Dorm doings: David Kramer of The Hudson Companies tells us meetings have been going well between his development group and members of the St. Ann’s Committee on the 26-story, 700-student New York University dormitory Hudson Companies plans to build on E. 12th St. on the former St. Ann’s Church site. “They want to talk about design and bulk and massing,” Kramer said of the neighbors. “We’re talking about different alternatives — some of them what they suggested. They had some ideas to push the building forward [in some places] and push the building back [in other places]…to look at its footprint really.” Asked if Hudson Companies and N.Y.U. still intend to construct the building to the full floor-to-area ratio allowance, Kramer said, “That’s one of the things we’re looking at…. That’s been our plan and we need to see what modifications we can consider that’ll be more or less palatable to the group.” He said there have been “one-on-one meetings” with neighbors, and that another large meeting will be held in two weeks.
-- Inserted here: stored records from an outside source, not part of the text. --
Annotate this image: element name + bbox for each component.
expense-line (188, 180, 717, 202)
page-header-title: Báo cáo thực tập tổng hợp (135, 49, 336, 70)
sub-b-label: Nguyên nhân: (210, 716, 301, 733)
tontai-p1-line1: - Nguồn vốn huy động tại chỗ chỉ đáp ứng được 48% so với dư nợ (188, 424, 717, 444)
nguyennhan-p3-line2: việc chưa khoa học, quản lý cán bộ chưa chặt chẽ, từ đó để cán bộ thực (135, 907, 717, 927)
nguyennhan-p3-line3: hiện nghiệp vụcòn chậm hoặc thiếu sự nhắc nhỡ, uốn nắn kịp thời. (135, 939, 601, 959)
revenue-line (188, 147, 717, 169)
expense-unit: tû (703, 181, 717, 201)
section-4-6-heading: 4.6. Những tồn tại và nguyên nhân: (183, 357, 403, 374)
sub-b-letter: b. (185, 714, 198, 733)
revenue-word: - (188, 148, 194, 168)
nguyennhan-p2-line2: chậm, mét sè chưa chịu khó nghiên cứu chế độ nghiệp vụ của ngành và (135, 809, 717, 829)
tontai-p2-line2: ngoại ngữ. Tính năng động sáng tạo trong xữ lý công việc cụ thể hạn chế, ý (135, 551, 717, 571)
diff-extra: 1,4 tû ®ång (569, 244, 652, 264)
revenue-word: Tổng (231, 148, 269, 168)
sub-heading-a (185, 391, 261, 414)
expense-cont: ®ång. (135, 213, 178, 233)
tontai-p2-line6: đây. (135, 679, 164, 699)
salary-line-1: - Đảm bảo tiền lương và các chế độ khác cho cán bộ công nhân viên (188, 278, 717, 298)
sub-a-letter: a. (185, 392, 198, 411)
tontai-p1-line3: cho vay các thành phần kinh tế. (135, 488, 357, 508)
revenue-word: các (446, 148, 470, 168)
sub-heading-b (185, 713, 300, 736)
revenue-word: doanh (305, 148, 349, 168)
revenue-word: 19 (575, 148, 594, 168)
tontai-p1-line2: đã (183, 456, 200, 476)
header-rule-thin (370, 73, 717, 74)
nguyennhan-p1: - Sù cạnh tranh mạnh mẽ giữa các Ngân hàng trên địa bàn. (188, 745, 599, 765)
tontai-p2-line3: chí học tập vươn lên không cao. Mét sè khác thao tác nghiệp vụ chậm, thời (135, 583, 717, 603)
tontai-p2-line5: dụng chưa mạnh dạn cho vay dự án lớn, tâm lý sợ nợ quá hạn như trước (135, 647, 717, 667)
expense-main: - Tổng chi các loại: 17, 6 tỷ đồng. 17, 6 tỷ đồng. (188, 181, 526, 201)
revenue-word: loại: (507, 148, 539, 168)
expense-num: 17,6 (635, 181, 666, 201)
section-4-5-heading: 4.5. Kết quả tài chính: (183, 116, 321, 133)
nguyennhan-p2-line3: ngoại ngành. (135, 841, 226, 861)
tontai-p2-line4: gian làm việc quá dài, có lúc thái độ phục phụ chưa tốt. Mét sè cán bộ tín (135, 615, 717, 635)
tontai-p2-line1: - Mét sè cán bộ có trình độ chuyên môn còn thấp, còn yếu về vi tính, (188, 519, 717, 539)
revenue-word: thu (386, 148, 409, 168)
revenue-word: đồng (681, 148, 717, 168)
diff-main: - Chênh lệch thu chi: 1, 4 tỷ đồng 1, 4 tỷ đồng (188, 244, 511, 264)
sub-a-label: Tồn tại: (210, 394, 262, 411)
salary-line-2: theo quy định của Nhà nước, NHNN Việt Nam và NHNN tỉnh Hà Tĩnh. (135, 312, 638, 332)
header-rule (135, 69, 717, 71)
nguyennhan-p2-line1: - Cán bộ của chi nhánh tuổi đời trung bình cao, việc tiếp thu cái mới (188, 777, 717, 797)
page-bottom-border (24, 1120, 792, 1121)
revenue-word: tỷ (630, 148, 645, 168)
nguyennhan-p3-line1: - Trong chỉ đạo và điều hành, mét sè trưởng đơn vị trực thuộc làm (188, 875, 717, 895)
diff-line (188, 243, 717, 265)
Her favorite mistake: Linda Rosenthal has atoned for her greatest sin — dating Scott Stringer. Rosenthal made the “terrible mistake” of dating the new borough president two decades ago, but it is time she is forgiven for her crime, Stringer told Scoopy, shortly after he endorsed her for his old job in the State Assembly. “She made a terrible mistake many years ago and has since mended her ways,” he said, adding that the years she spent toiling for Congressmember Jerrold Nadler served as a fitting purgatory and should repair any damage she might have unleashed upon the world by being his gal pal. “Don’t hold it against her,” he told us. The assemblymember wannabe, however, is less than thrilled that New York magazine attributed her former beau’s endorsement to their previous relationship. “I’m not sure if they would have talked about a man being endorsed by his girlfriend like this,” she said. “It’s just someone trying to find gossip in this race.” Rosenthal, considered the front-runner for the Upper West Side seat, secured endorsements from The New York Times, Senators Hillary Clinton and Chuck Schumer, City Council Speaker Christine Quinn and Attorney General Eliot Spitzer — without dating any of them.
Coming home: Community Board 2 is hoping to return its full board meetings to St. Vincent’s hospital’s Cronin Auditorium on W. 12th St. soon, after a forced hiatus of several years brought about after a rowdy meeting of gay youth from FIERCE! and residents erupted in a near-donnybrook and freaked out St. Vincent’s administrators. However, Arty Strickler, the board’s district manager, said they’re going to hold off the homecoming until April because there are “two full-moon-type items on next month’s [full-board] agenda.” On March 6, FIERCE! members are expected to turn out in force for a Parks and Waterfront Committee meeting on crowd-control tactics being planned for gay youth who stream onto Christopher St. after the Hudson River Park’s 1 a.m. curfew. Next month’s full-board meeting — which will have the gay youth/park issue from the committee on the agenda — will be held at 75 Morton St., Strickler said.
Sightings: Ralph Lauren breezing into Giorgione restaurant on Spring St. during Fashion Week sporting a sea green blazer and leather pants and trailed by “an entourage of underlings,” according to one of our spies…. Shaggy, the perennial party crasher, crashing the “It’s Not Me, It’s You” book party at Sweet and Vicious in Noho last week. When Shaggy asked author Anna Jane Grossman if she would give him one of her books gratis so he could write about the breakup book, she said, “For 18 bucks you can write whatever you want.”
N.Y.U. offline: Scoopy hears hackers have gotten into N.Y.U.’s Internet system. Students at New York University were recently unable to access their e-mail and Internet. Apparently a hacker has been breaking into the system every seven hours and changing the passwords. “We had to do a live newscast with no Teleprompters or access to the A.P. newswire,” said one journalism student.